Worin liegt hier die "Ästhetik der Anhänglichkeit"? Der Rückgang auf den mit seinem - überaus grausamen - Gott und sich selbst zerfallenen Urmelancholiker Saul ist nur die eine Seite. Die andere ist die Anhänglichkeit an die Sprache der Bibel. Sie erschöpft sich nicht in der Paraphrase, kann aber ihr Ziel, die Annäherung an die Diktion des Alten Testaments nicht erreichen. Sie kann nur so viel wie möglich von der aufgelösten biblischen Erzählerstimme in den Dialog hineinnehmen, ohne den Eindruck des gewollt Archaischen hervorzurufen. Das gelingt Strauß so gut, dass es schade wäre, dieser "Saul" bliebe ein Lesedrama. "Ich biete das Stück, wie es ist, nicht öffentlich an. Was auch ein jämmerlicher Witz wäre, weil kein Theater so was heute machen würde", schreibt er im Brief an Wolfgang Rihm.

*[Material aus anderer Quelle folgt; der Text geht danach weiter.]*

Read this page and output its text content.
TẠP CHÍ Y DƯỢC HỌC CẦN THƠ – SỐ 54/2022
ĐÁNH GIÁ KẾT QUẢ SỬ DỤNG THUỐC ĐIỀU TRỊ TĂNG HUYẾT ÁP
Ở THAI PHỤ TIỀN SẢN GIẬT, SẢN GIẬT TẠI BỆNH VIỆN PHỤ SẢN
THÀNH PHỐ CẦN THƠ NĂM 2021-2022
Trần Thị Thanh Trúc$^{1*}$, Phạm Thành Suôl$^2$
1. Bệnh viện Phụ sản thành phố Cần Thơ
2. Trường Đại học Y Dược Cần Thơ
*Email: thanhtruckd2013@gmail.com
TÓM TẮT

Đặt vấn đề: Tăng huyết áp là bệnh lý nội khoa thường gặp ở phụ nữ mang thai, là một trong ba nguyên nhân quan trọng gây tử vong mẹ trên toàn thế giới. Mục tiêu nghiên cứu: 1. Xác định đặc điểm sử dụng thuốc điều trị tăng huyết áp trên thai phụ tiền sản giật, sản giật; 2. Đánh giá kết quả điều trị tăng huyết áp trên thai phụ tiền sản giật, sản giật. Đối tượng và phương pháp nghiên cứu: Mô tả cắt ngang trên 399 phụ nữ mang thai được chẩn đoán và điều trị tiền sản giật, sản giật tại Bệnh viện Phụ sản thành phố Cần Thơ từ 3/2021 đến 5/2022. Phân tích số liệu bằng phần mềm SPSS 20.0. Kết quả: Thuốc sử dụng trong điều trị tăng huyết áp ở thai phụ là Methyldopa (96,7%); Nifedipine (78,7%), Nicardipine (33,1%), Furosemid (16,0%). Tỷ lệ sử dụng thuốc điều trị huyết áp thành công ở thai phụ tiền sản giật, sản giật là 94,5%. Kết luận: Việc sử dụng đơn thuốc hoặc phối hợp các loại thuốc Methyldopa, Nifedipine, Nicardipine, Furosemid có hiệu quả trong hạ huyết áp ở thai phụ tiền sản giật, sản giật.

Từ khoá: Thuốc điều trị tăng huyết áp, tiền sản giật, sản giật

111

Das ist die Diktion des Unzeitgemäßen in ihrer selbstgewissen, also eher schwachen Variante.

Figuren, die als substantivierte Adjektive auftreten, sehnen sich nach der Bühne

Hoffen wir auf ein Theater, das diese Selbstgewissheit dementiert und das Stück aufführt, am besten als Kammerspiel auf einer Probebühne, und wenden uns dem Prosaband "Zu oft umsonst gelächelt" zu. Er aktualisiert das vor Jahrzehnten, in "Paare, Passanten" gefundene Modell, die Kaskade unverbunden aufeinander folgender Prosaskizzen, in denen die Figuren Schrecksekunden erleben, sich durch unwillkürliche Gesten oder eine unzeitige Bemerkung blamieren, sich blitzartig ineinander verlieben und rasch wieder entlieben. Das "umsonst" im Titel meint eher "vergeblich" als "kostenlos", aber ohne Unglücksbilanzen geht es nicht ab.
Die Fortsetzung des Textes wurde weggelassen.